To test out some Chapel's language features let us program a MonteCarlo simulation to calculate PI. We can calculate PI by assessing how many points with coordinates x,y fit in the unit circle, ie x^2+y^2<=1.

Basic

Here is the basic routine that computes PI:

proc compute_pi(p_x: [] real(64), p_y: [] real(64)) : real {

 var c : sync int;
 c = 0;
 forall i in 1..n {
   if (x ** 2 + y ** 2 <= 1) then
       c += 1;
 }
 return c * 4.0 / n;

}

Notice that the forall here will compute each iteration in parallel, hence the need to define variable c as a sync variable. Performance here is limited by the need to synchronize access to c. Take a look of this profile:

Pi with tasks.png

70% percent of the time is spent in synchronization. Let's see if we can do better.

Procedure promotion

One feature of Chapel is procedure promotion, this is where calling a procedure that takes scalar arguments with an array, will have be as if each element of the array is passed to the procedure in parallel:

proc compute_pi(p_x: [] real(64), p_y: [] real(64)) : real {

 var c : sync int;
 forall i in in_circle(p_x, p_y) {
   c += i;
 }
 return c * 4.0 / n;

}
proc in_circle(x: real(64), y: real(64)): bool
{
  return (x ** 2 + y ** 2) <= 1;
}

Reduction

Furthermore with reorganization will allow us to take advantage of Chapel's built in reduction:

proc compute_pi(p_x: [] real(64), p_y: [] real(64)) : real {

 var c : int;
 c= +reduce in_circle(p_x, p_y);
 return c * 4.0 / n;

}

This also improves performance:

Pi with data.png

Multiple Locales

Let's look at how the array of x and y values are allocated:

var p_x: [1..n] real(64);
var p_y: [1..n] real(64);

However Chapel provides a way to distribute these array across multiple locales:


const space = {1..n};
var Dom: domain(1) dmapped Block(boundingBox=space) = space;

var p_x: [Dom] real(64);
var p_y: [Dom] real(64);

This Block mapping will allocate the elements block-wise among the locales. Furthermore the reduction used earlier will continue to work.

Performance Results

There are a couple of options for collecting Chapel performance data with TAU. To begin configure TAU with PDT, pthreads and bfd (for sampling).
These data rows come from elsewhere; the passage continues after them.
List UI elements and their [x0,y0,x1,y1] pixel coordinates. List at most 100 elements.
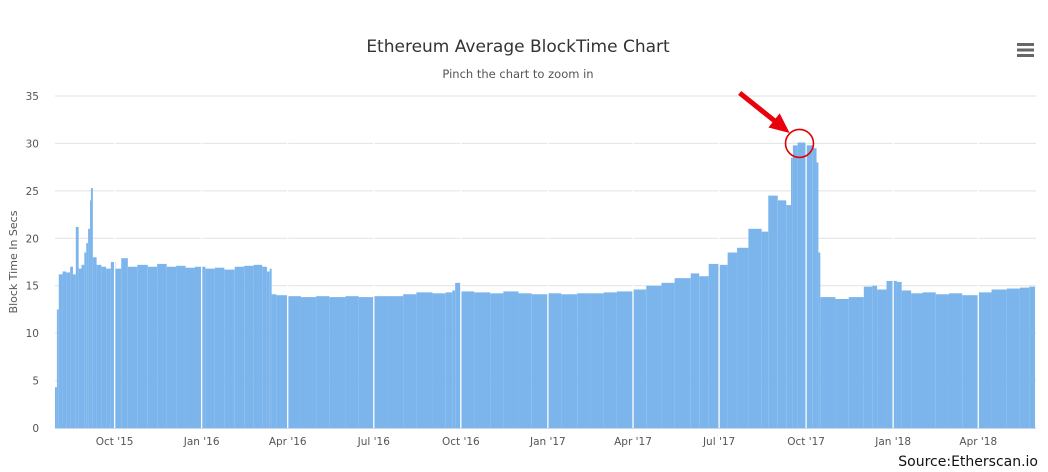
bar [835,298,849,428]
bar [432,293,446,428]
bar [445,292,453,428]
bar [646,285,662,428]
bar [590,293,604,428]
bar [224,269,235,428]
bar [877,289,887,428]
y-tick-label: 25 [26,186,39,198]
bar [358,297,374,428]
bar [56,309,59,428]
bar [90,200,91,428]
bar [577,293,591,428]
bar [768,195,778,428]
bar [1029,286,1036,428]
x-axis: Oct '15 Jan '16 Apr '16 Jul '16 Oct '16 Jan '… [55,428,1036,448]
bar-series [55,136,1036,429]
bar [81,264,85,428]
y-tick-label: 30 [26,138,39,150]
highlight-circle [784,128,815,159]
bar [110,262,116,428]
bar [373,296,388,428]
y-tick-label: 10 [26,328,39,340]
bar [345,296,359,428]
bar [101,266,107,428]
bar [55,387,57,428]
bar [455,282,461,428]
bar [253,264,263,428]
chart-title: Ethereum Average BlockTime Chart [366,37,670,57]
x-tick-label: Jan '18 [874,436,911,448]
bar [761,231,769,428]
bar [518,293,532,428]
source-credit: Source:Etherscan.io [898,454,1038,470]
bar [234,266,245,428]
bar [157,263,167,428]
bar [797,142,807,429]
bar [1006,288,1020,428]
bar [820,297,836,428]
chart-subtitle: Pinch the chart to zoom in [442,67,593,81]
bar [848,297,864,428]
bar [70,266,73,428]
bar [922,292,936,428]
x-tick-label: Apr '18 [959,436,997,448]
bar [166,266,177,428]
x-tick-label: Jul '16 [357,436,391,448]
bar [547,293,562,428]
bar [329,297,346,428]
bar [503,291,519,428]
bar [276,295,288,428]
y-tick-label: 5 [32,376,39,388]
bar [690,273,700,428]
bar [115,268,122,428]
arrow-head [768,113,790,133]
bar [616,291,634,428]
bar [935,294,949,428]
x-tick-label: Oct '17 [787,436,825,448]
y-axis: 0 5 10 15 20 25 30 35 [26,91,39,435]
hamburger-menu-icon[interactable] [1012,38,1038,62]
arrow-shaft [738,90,782,127]
bar [816,162,819,428]
bar [214,267,225,428]
bar [806,145,813,428]
y-tick-label: 20 [26,233,39,245]
bar [262,266,267,428]
bar [106,268,111,428]
bar [62,271,67,428]
bar [176,265,186,428]
bar [121,258,128,428]
bar [699,276,709,428]
bar [991,289,1007,428]
bar [748,228,762,428]
bar [244,265,254,428]
y-tick-label: 0 [32,423,39,435]
bar [84,252,87,428]
bar [777,200,787,428]
bar [962,295,979,428]
bar [633,289,647,428]
bar [737,247,749,428]
bar [137,264,148,428]
bar [72,274,76,428]
bar [147,266,158,428]
x-tick-label: Apr '16 [269,436,307,448]
bar [872,285,878,428]
x-tick-label: Jul '17 [702,436,735,448]
x-tick-label: Jan '17 [529,436,566,448]
x-tick-label: Jan '16 [183,436,220,448]
bar [719,264,728,428]
bar [474,292,491,428]
bar [603,292,617,428]
bar [92,257,97,428]
bar [812,148,817,428]
bar [271,294,277,428]
annotations [738,90,815,159]
bar [266,271,270,428]
bar [127,266,138,428]
bar [490,293,504,428]
bar [452,290,456,428]
bar [561,294,578,428]
x-tick-label: Oct '15 [96,436,134,448]
bar [790,157,793,428]
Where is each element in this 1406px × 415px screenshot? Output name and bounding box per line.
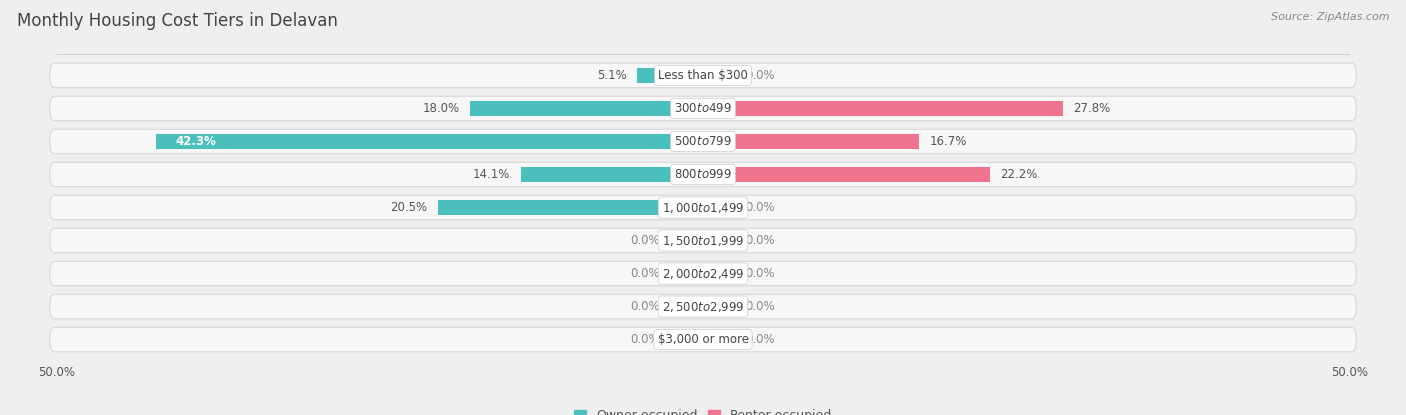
- Bar: [671, 233, 703, 248]
- Text: 0.0%: 0.0%: [745, 201, 775, 214]
- FancyBboxPatch shape: [49, 294, 1357, 319]
- Text: 5.1%: 5.1%: [598, 69, 627, 82]
- FancyBboxPatch shape: [49, 162, 1357, 187]
- Text: 18.0%: 18.0%: [423, 102, 460, 115]
- Bar: [703, 266, 735, 281]
- Bar: [703, 200, 735, 215]
- Text: 0.0%: 0.0%: [631, 267, 661, 280]
- FancyBboxPatch shape: [49, 327, 1357, 352]
- Text: 0.0%: 0.0%: [745, 234, 775, 247]
- Bar: [703, 101, 1063, 116]
- FancyBboxPatch shape: [49, 63, 1357, 88]
- Text: Less than $300: Less than $300: [658, 69, 748, 82]
- Text: 0.0%: 0.0%: [631, 234, 661, 247]
- Text: $800 to $999: $800 to $999: [673, 168, 733, 181]
- FancyBboxPatch shape: [49, 195, 1357, 220]
- Bar: [671, 266, 703, 281]
- Text: 42.3%: 42.3%: [176, 135, 217, 148]
- Text: $2,500 to $2,999: $2,500 to $2,999: [662, 300, 744, 314]
- Bar: [156, 134, 703, 149]
- FancyBboxPatch shape: [49, 228, 1357, 253]
- Text: 0.0%: 0.0%: [745, 69, 775, 82]
- Bar: [703, 134, 920, 149]
- Text: 16.7%: 16.7%: [929, 135, 967, 148]
- FancyBboxPatch shape: [49, 96, 1357, 121]
- Bar: [703, 68, 735, 83]
- Bar: [703, 299, 735, 314]
- Bar: [703, 167, 990, 182]
- Text: 0.0%: 0.0%: [631, 333, 661, 346]
- Bar: [520, 167, 703, 182]
- FancyBboxPatch shape: [49, 261, 1357, 286]
- Text: $1,500 to $1,999: $1,500 to $1,999: [662, 234, 744, 247]
- Text: 27.8%: 27.8%: [1073, 102, 1111, 115]
- Bar: [671, 299, 703, 314]
- Bar: [671, 332, 703, 347]
- Bar: [703, 332, 735, 347]
- Bar: [703, 233, 735, 248]
- Bar: [437, 200, 703, 215]
- Bar: [637, 68, 703, 83]
- Legend: Owner-occupied, Renter-occupied: Owner-occupied, Renter-occupied: [574, 409, 832, 415]
- Text: $3,000 or more: $3,000 or more: [658, 333, 748, 346]
- Text: $500 to $799: $500 to $799: [673, 135, 733, 148]
- Text: Monthly Housing Cost Tiers in Delavan: Monthly Housing Cost Tiers in Delavan: [17, 12, 337, 30]
- Text: Source: ZipAtlas.com: Source: ZipAtlas.com: [1271, 12, 1389, 22]
- FancyBboxPatch shape: [49, 129, 1357, 154]
- Bar: [470, 101, 703, 116]
- Text: $2,000 to $2,499: $2,000 to $2,499: [662, 266, 744, 281]
- Text: 0.0%: 0.0%: [745, 267, 775, 280]
- Text: 0.0%: 0.0%: [631, 300, 661, 313]
- Text: 0.0%: 0.0%: [745, 333, 775, 346]
- Text: 20.5%: 20.5%: [391, 201, 427, 214]
- Text: 14.1%: 14.1%: [472, 168, 510, 181]
- Text: $300 to $499: $300 to $499: [673, 102, 733, 115]
- Text: $1,000 to $1,499: $1,000 to $1,499: [662, 200, 744, 215]
- Text: 0.0%: 0.0%: [745, 300, 775, 313]
- Text: 22.2%: 22.2%: [1001, 168, 1038, 181]
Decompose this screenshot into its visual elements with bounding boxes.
Compiling Chapel with --savec c_code will store the intermediate C sources files in c_code. Compiling the C code with TAU is easy:

make -f c_code/Makefile CC=tau_cc.sh

But since each source file is included as a header, none of them will be instrumented. However these sources files can be modified to add TAU probes directly. Furthermore sampling can be added get more detail (time spent in the pthread library for example).